User Request: "Create a short story about a coding snake fixing his first bug"
Step 1: Character Definition
pyter = {
"name": "Pyter Python",
"species": "friendly snake",
"colors": {"body": "#0B5FFF", "belly": "#FFB703"},
"outfit": "white lab coat with π logo",
"features": ["large brown eyes", "rounded head", "cheerful smile"],
"personality": "enthusiastic learner",
"voice_id": "TxGEqnHWrfWFTfGW9XjX" # Josh
}
Step 2: Scene Plan
scenes = [
{
"number": 0,
"visual": "Pyter with laptop, title 'Pyter's First Bug'",
"narrative": "[cheerful] Today, Pyter Python will fix his very first coding bug!",
"speaker": "Narrator",
"voice_id": "JBFqnCBsd6RMkjVDRZzb"
},
{
"number": 1,
"visual": "Pyter staring at screen with red error message",
"narrative": "[confused] Wait... why isn't my code working? [pause] The computer says there's a syntax error!",
"speaker": "Pyter",
"voice_id": "TxGEqnHWrfWFTfGW9XjX"
},
{
"number": 2,
"visual": "Pyter reading a Python book, thoughtful",
"narrative": "[thoughtful] Let me check the Python book... [pause] Oh! I need to look at line 5 carefully.",
"speaker": "Pyter",
"voice_id": "TxGEqnHWrfWFTfGW9XjX"
},
{
"number": 3,
"visual": "Close-up of Pyter pointing at screen, realization",
"narrative": "[excited] I found it! I forgot to close the parentheses! [pause] That's the bug!",
"speaker": "Pyter",
"voice_id": "TxGEqnHWrfWFTfGW9XjX"
},
{
"number": 4,
"visual": "Screen showing 'Success!' with green checkmark",
"narrative": "[proud] I fixed it!
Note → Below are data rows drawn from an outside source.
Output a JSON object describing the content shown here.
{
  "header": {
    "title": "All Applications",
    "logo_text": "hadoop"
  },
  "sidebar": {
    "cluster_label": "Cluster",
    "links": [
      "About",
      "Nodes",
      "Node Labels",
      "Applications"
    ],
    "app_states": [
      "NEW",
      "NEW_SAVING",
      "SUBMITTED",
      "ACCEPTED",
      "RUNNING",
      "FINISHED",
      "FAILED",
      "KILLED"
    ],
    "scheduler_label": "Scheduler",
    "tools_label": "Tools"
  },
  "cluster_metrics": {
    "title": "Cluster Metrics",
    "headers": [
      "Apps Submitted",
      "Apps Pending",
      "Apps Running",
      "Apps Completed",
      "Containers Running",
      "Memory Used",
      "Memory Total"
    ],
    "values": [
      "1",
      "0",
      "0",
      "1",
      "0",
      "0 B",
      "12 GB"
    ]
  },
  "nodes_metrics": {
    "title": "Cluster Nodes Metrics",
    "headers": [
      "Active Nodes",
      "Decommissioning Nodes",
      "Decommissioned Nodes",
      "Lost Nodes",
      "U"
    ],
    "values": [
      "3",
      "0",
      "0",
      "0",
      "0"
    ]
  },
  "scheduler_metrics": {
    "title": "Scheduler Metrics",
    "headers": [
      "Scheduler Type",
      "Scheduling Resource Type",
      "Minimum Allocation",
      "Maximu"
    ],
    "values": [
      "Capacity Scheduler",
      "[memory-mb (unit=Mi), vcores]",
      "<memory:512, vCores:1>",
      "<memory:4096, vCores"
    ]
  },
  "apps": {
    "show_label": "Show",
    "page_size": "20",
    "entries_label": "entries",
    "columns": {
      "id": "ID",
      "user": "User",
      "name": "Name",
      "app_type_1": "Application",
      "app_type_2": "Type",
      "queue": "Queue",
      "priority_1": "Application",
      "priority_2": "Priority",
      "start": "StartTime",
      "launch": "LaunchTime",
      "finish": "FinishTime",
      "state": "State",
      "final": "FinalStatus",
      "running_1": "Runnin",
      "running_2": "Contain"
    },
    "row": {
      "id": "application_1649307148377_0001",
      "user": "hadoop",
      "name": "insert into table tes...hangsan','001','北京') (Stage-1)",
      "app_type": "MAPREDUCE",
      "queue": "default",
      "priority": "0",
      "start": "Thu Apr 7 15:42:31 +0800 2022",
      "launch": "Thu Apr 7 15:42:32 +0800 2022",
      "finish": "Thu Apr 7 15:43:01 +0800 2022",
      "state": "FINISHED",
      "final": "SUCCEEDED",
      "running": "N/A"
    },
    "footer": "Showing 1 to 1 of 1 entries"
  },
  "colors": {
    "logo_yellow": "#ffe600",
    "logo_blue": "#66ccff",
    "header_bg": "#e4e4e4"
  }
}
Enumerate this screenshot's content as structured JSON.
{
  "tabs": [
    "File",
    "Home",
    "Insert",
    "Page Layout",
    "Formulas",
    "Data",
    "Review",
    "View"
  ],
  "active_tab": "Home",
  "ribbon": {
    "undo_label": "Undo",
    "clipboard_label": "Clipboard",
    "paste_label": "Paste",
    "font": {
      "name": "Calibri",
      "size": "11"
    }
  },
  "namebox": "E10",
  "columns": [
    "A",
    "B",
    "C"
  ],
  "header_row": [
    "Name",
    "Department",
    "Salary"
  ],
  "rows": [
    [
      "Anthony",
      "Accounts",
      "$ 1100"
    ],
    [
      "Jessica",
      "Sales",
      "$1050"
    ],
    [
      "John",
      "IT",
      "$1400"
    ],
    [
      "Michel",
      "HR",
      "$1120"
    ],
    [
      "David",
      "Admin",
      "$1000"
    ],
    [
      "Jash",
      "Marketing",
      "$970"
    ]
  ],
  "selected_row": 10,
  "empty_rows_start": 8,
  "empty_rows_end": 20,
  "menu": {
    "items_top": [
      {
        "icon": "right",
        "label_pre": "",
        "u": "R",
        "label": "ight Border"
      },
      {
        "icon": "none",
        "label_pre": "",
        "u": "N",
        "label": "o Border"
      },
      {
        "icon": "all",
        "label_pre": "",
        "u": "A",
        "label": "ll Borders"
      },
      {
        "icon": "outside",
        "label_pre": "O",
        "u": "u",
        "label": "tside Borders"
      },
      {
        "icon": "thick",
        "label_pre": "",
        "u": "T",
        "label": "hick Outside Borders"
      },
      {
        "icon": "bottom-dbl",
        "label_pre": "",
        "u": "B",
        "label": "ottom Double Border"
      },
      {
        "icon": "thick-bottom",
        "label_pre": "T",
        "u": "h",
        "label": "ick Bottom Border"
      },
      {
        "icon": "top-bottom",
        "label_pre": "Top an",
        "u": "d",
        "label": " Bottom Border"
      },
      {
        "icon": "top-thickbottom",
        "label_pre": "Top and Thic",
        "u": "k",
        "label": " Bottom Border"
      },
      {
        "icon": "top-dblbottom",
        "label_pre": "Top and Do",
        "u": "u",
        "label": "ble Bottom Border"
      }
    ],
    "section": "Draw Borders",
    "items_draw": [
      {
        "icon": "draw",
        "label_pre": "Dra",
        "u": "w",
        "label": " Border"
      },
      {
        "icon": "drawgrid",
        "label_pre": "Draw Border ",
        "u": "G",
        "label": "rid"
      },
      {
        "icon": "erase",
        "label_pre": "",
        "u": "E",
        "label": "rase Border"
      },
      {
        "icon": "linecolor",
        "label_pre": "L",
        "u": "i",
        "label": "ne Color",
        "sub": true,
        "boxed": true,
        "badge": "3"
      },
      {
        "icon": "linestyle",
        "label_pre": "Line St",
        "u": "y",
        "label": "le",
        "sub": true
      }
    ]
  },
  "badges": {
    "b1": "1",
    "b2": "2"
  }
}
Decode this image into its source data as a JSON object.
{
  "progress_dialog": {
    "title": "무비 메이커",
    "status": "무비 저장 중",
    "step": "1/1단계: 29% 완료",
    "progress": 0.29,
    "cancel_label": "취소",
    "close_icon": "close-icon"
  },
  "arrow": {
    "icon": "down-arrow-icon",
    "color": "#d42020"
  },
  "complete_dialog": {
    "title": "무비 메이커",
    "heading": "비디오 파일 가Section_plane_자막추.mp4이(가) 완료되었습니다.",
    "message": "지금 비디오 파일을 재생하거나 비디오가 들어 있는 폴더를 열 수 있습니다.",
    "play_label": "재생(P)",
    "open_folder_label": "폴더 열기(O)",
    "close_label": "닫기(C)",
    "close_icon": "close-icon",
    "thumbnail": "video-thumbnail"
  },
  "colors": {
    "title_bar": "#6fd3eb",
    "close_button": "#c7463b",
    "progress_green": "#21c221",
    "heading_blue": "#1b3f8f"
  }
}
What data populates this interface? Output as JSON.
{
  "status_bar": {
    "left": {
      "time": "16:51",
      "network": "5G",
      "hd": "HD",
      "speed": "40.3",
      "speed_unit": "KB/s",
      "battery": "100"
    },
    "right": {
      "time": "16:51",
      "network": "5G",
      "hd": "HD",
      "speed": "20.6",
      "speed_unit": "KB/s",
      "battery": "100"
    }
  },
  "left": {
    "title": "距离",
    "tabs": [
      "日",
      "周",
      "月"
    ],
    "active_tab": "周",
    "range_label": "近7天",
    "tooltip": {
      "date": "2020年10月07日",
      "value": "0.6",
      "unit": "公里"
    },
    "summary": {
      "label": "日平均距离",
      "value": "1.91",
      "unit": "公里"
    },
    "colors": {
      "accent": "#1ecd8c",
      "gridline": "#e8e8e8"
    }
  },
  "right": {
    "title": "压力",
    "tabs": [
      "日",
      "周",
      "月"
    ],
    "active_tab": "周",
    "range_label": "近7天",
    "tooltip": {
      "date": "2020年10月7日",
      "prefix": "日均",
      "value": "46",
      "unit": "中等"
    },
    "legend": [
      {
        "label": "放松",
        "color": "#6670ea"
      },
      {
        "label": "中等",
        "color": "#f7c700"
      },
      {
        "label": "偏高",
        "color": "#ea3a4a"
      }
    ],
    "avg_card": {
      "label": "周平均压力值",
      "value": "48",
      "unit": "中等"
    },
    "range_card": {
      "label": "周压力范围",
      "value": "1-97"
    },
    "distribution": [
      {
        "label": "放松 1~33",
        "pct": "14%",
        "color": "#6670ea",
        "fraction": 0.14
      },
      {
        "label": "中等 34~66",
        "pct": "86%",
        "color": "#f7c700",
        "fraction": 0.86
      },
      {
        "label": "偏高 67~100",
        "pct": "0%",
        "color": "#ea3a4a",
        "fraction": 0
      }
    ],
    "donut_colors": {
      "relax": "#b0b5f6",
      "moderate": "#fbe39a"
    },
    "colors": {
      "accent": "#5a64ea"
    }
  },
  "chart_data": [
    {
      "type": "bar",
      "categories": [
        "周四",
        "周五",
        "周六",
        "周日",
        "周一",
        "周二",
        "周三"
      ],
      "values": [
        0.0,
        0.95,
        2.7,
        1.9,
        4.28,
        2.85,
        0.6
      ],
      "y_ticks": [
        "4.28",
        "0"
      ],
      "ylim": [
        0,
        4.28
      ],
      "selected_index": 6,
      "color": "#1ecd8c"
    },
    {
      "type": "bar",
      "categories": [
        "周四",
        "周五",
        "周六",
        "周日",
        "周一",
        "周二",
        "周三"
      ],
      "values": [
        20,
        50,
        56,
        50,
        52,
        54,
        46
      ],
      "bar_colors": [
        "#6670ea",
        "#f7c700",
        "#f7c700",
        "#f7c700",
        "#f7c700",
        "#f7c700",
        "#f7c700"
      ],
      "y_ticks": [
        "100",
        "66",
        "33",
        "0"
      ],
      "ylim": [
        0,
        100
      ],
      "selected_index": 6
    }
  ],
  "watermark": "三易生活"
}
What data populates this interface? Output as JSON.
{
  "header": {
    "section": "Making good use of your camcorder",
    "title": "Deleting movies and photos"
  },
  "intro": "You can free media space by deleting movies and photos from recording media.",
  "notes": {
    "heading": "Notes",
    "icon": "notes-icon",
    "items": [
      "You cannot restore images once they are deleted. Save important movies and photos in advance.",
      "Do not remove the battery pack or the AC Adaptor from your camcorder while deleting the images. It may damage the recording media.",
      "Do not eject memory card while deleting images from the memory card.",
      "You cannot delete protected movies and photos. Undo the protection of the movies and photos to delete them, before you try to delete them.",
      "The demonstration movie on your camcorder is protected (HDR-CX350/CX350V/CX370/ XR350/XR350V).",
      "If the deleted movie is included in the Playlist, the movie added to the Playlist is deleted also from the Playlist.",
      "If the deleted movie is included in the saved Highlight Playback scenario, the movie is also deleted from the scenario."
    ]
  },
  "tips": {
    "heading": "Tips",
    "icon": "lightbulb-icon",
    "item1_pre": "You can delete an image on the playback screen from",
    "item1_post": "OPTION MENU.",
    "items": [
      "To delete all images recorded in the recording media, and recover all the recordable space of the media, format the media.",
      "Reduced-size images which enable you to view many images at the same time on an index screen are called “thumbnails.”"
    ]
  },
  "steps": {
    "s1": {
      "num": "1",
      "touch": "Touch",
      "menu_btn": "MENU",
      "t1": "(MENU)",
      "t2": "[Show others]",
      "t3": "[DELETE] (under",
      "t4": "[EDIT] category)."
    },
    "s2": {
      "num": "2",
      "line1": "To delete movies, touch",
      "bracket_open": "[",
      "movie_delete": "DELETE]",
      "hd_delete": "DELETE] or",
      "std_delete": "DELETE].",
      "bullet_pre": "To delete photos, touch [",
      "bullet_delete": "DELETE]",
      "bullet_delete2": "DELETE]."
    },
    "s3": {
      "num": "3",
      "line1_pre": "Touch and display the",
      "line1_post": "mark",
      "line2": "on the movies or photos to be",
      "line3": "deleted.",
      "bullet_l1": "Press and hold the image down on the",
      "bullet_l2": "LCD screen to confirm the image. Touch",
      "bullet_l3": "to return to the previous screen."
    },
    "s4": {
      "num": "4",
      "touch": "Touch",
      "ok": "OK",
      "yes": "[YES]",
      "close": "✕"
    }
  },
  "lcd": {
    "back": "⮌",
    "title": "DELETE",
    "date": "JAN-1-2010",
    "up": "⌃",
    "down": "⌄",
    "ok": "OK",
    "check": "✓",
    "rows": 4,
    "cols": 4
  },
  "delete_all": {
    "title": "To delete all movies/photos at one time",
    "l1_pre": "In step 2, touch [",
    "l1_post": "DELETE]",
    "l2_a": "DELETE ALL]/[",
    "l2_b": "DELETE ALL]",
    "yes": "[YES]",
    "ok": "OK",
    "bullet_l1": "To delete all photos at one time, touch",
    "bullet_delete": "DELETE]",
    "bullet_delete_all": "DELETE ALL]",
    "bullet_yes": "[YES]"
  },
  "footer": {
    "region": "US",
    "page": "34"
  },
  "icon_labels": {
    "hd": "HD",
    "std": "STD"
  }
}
My code is running perfectly now!",
"speaker": "Pyter",
"voice_id": "TxGEqnHWrfWFTfGW9XjX"
},
{
"number": 5,
"visual": "Pyter celebrating, confetti in background",
"narrative": "[warm] And that's how Pyter learned that every programmer makes mistakes... and that's okay!",
"speaker": "Narrator",
"voice_id": "JBFqnCBsd6RMkjVDRZzb"
}
]
Step 3: Generate (using process described above)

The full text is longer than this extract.